Let's go through the derivation for the general form of the derivative of #arccos(x)#
Consider #y = cos^(-1)(x)#
#implies x = cos(y)#
We can construct a triangle from this. Recall that cosine is adjacent/hypotenuse. This means that adjacent to angle #y#, we have side of length #x# and that the hypotenuse is of length #1#. By Pythagoras' the length of the opposite side is #sqrt(1-x^2)#.

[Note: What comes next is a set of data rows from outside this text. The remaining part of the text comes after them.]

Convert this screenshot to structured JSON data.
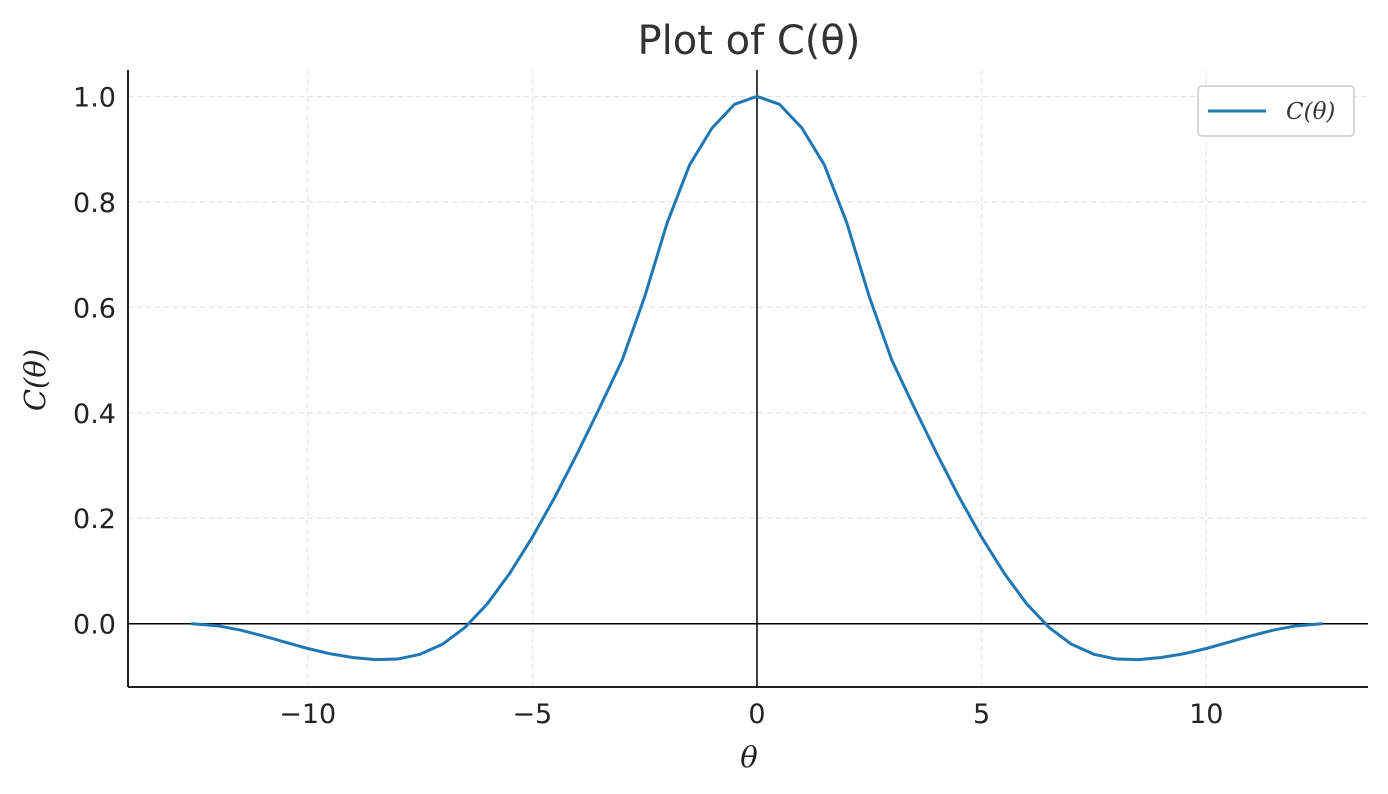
{
  "chart_data": {
    "type": "line",
    "title": "Plot of C(θ)",
    "xlabel": "θ",
    "ylabel": "C(θ)",
    "xlim": [
      -14,
      13.6
    ],
    "ylim": [
      -0.12,
      1.05
    ],
    "xticks": [
      -10,
      -5,
      0,
      5,
      10
    ],
    "xtick_labels": [
      "−10",
      "−5",
      "0",
      "5",
      "10"
    ],
    "yticks": [
      0.0,
      0.2,
      0.4,
      0.6,
      0.8,
      1.0
    ],
    "ytick_labels": [
      "0.0",
      "0.2",
      "0.4",
      "0.6",
      "0.8",
      "1.0"
    ],
    "grid": true,
    "legend_position": "top-right",
    "colors": {
      "series": "#1f77b4",
      "axes": "#000000",
      "grid": "#dddddd"
    },
    "series": [
      {
        "name": "C(θ)",
        "x": [
          -12.57,
          -12,
          -11.5,
          -11,
          -10.5,
          -10,
          -9.5,
          -9,
          -8.5,
          -8,
          -7.5,
          -7,
          -6.5,
          -6,
          -5.5,
          -5,
          -4.5,
          -4,
          -3.5,
          -3,
          -2.5,
          -2,
          -1.5,
          -1,
          -0.5,
          0,
          0.5,
          1,
          1.5,
          2,
          2.5,
          3,
          3.5,
          4,
          4.5,
          5,
          5.5,
          6,
          6.5,
          7,
          7.5,
          8,
          8.5,
          9,
          9.5,
          10,
          10.5,
          11,
          11.5,
          12,
          12.57
        ],
        "y": [
          0.0,
          -0.004,
          -0.012,
          -0.023,
          -0.035,
          -0.047,
          -0.057,
          -0.064,
          -0.068,
          -0.067,
          -0.058,
          -0.039,
          -0.007,
          0.038,
          0.096,
          0.164,
          0.24,
          0.323,
          0.41,
          0.5,
          0.62,
          0.76,
          0.87,
          0.94,
          0.985,
          1.0,
          0.985,
          0.94,
          0.87,
          0.76,
          0.62,
          0.5,
          0.41,
          0.323,
          0.24,
          0.164,
          0.096,
          0.038,
          -0.007,
          -0.039,
          -0.058,
          -0.067,
          -0.068,
          -0.064,
          -0.057,
          -0.047,
          -0.035,
          -0.023,
          -0.012,
          -0.004,
          0.0
        ]
      }
    ]
  }
}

Now, differentiate our expression:
#(dx)/(dy) = -sin(y)#
#therefore (dy)/(dx) = - 1/(sin(y))#
But from our triangle we can work out #sin(y)!#. Sine is opposite/hypotenuse so
#sin(y) = sqrt(1-x^2)#
#therefore (d)/(dx)(cos^(-1)(x)) = -1/(sqrt(1-x^2))#
That's the general form, but here we have a function of x inside the function, ie #y(u(x))#. This calls for the chain rule.
#(dy)/(dx) = (dy)/(du)(du)/(dx)#
#u=x/2 implies (du)/(dx)=1/2#
#y = cos^(-1)(u) implies (dy)/(du) = -1/(sqrt(1-u^2))#
#therefore (dy)/(dx) = -1/(sqrt(1-(x/2)^2))*1/2 = -1/(sqrt(4-x^2))#